En primer lugar, nosotros, como el Dr. Jekyll, escogemos voluntariamente crear un segundo personaje en las redes sociales. No es algo sobrevenido ni a lo que nos haya forzado imposición alguna. Lo hacemos porque nos apetece y, como en el caso de la transformación del científico en su otro yo, es un proceso laborioso que ha conllevado esfuerzo por nuestra parte. En segundo lugar, nuestro doble en las redes sociales, como también ocurre en la historia de Stevenson, representa lo que querríamos ser. Siempre nos mostramos más guapos, más simpáticos, más aventureros, e incluso más interesantes o inteligentes. De hecho, un estudio con estudiantes universitarios comprobó que si simplemente dedicaban tres minutos a observar su perfil de Facebook se producía un aumento significativo en su autoestima. La tercera coincidencia es la más inquietante de todas porque, al igual que Hyde fue creciendo en poder y al final Jekyll solo podía volver a ser él mismo tomándose un antídoto, cualquiera puede comprobar que nuestra vida digital cada vez tiene más importancia e influencia en nuestra vida real.

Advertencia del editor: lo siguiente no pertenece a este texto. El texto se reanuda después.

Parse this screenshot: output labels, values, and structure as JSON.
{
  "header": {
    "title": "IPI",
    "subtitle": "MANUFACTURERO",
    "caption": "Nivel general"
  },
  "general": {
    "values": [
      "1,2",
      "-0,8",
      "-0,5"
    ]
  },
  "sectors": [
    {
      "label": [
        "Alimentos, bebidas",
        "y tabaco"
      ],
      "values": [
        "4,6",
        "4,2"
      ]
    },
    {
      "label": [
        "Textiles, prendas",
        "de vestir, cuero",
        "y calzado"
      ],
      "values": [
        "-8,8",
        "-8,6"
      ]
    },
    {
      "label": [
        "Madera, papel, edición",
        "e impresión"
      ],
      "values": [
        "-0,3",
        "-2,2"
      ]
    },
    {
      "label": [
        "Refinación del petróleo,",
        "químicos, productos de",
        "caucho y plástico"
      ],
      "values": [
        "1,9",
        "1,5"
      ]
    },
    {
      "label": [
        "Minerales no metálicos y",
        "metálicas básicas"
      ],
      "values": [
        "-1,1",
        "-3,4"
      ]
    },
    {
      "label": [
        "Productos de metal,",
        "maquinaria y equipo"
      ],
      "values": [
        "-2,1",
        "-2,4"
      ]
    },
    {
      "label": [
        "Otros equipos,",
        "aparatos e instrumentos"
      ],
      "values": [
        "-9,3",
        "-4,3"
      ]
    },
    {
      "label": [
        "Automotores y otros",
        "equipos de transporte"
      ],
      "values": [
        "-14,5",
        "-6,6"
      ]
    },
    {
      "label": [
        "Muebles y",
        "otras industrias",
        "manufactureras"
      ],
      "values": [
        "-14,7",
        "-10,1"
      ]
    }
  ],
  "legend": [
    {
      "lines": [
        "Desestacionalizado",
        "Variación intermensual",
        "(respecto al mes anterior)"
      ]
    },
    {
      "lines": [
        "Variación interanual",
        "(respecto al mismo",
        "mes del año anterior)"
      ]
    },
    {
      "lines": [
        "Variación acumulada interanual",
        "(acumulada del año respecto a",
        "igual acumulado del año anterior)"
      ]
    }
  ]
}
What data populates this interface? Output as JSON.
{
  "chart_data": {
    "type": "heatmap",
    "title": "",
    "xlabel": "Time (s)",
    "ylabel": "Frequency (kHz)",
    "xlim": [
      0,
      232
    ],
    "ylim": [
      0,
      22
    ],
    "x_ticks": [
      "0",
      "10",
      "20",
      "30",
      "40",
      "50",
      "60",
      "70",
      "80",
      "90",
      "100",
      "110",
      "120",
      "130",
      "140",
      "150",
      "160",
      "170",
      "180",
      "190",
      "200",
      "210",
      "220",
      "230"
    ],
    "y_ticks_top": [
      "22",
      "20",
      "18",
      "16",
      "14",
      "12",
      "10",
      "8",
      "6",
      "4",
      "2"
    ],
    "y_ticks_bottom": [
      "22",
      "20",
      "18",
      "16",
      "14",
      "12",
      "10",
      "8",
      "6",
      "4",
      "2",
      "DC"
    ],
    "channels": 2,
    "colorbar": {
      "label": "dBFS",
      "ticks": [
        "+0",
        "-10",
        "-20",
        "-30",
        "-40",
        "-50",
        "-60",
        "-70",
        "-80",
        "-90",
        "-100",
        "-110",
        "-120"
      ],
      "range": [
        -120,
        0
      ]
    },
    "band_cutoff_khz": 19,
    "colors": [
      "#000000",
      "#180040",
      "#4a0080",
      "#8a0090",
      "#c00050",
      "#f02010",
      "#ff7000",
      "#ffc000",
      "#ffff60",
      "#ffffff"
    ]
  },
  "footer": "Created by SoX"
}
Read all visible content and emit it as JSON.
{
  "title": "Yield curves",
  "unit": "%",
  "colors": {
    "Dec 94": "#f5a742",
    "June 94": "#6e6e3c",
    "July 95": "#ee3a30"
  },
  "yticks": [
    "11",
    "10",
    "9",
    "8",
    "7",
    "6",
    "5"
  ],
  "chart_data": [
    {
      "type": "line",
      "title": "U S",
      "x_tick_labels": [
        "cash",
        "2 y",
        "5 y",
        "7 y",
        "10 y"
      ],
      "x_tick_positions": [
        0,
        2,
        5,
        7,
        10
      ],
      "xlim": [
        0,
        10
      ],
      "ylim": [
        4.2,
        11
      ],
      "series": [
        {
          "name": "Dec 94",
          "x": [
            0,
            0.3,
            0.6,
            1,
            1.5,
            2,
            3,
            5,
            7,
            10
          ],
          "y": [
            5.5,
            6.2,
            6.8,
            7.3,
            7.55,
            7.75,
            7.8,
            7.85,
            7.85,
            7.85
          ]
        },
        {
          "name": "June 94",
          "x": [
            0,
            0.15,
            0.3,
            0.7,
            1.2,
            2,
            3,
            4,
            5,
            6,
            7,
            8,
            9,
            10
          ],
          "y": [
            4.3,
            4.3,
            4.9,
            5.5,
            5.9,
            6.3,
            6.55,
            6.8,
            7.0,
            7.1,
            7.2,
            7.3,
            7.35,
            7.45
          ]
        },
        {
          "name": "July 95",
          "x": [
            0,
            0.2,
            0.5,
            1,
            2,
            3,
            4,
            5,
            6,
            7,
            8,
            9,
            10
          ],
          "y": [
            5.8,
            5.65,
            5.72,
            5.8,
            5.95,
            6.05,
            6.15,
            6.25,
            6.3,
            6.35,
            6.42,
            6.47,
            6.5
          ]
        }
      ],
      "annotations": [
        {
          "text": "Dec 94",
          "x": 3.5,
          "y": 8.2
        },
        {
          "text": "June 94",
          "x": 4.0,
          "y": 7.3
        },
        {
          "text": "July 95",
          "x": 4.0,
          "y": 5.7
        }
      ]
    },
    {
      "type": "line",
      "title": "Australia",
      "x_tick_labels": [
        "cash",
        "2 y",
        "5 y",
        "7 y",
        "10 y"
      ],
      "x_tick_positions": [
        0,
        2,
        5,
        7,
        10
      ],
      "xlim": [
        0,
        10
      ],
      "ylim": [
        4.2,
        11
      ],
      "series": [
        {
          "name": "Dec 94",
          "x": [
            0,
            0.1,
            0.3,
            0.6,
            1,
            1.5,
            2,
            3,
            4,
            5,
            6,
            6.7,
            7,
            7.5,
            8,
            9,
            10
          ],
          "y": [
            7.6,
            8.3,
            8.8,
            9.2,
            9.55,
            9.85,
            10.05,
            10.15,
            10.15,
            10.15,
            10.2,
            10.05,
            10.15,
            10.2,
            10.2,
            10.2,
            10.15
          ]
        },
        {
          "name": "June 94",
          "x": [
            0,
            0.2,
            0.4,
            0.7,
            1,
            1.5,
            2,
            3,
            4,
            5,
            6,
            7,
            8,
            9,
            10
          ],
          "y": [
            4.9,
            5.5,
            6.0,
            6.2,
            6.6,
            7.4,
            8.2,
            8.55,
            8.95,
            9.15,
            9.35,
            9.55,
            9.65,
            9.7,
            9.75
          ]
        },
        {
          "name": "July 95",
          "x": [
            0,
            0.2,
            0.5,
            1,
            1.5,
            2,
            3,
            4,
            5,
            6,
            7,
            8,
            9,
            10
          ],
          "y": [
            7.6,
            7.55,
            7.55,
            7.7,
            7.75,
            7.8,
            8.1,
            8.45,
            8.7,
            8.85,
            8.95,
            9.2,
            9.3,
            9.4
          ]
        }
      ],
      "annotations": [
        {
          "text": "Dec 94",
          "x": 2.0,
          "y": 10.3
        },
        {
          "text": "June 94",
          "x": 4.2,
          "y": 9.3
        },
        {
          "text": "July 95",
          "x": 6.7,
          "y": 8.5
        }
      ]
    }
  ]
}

Jesús Alcoba, director de la International Graduate School of Business de la Universidad de la Salle, en una columna periodística titulada ‘Jekyll, Hyde y Facebook’ planteaba que quizá deberíamos pensar más en nuestra persona real que en la virtual y, por ejemplo, en cuidar más la salud de nuestro cuerpo físico en lugar de resistir la tentación de cuidar la apariencia de nuestro cuerpo virtual… “O reflexionar más acerca de cómo crecer personalmente o profesionalmente, en vez de representar una vida personal o profesional que no vivimos, o al menos no exactamente como la relatamos. Sin embargo, la pregunta que desvelan los crecientes avances en realidad virtual no es si deberíamos dedicarnos más a nosotros mismos en lugar de hacer crecer más nuestra otra personalidad. La pregunta más importante ni siquiera es si en el fondo nos creemos la imagen que divulgamos en Internet acerca de nosotros mismos, o si el tiempo que le dedicamos es excesivo, o si merece la pena. La pregunta es si tenemos otra opción…”. Jesús Alcoba  no acaba de enterarse que en México tenemos un nuevo presidente, elegido mayoritariamente, quien tiene en su haber un ‘milagro stevensoniano’. Ha sido capaz de transformar al tuitero por excelencia en Estados Unidos, el presidente Donald Trump, el ‘Mr. Hyde’ machacador de los priistas Enrique Peña Nieto y Luis Videgaray Caso en el ‘Doctor Jekyll’ admirador del líder de Morena, Andrés Manuel López Obrador, desde este pasado 1-J: “Le dije a ‘El Peje’ que algún día sería presidente…”. Esperemos que dure el hechizo.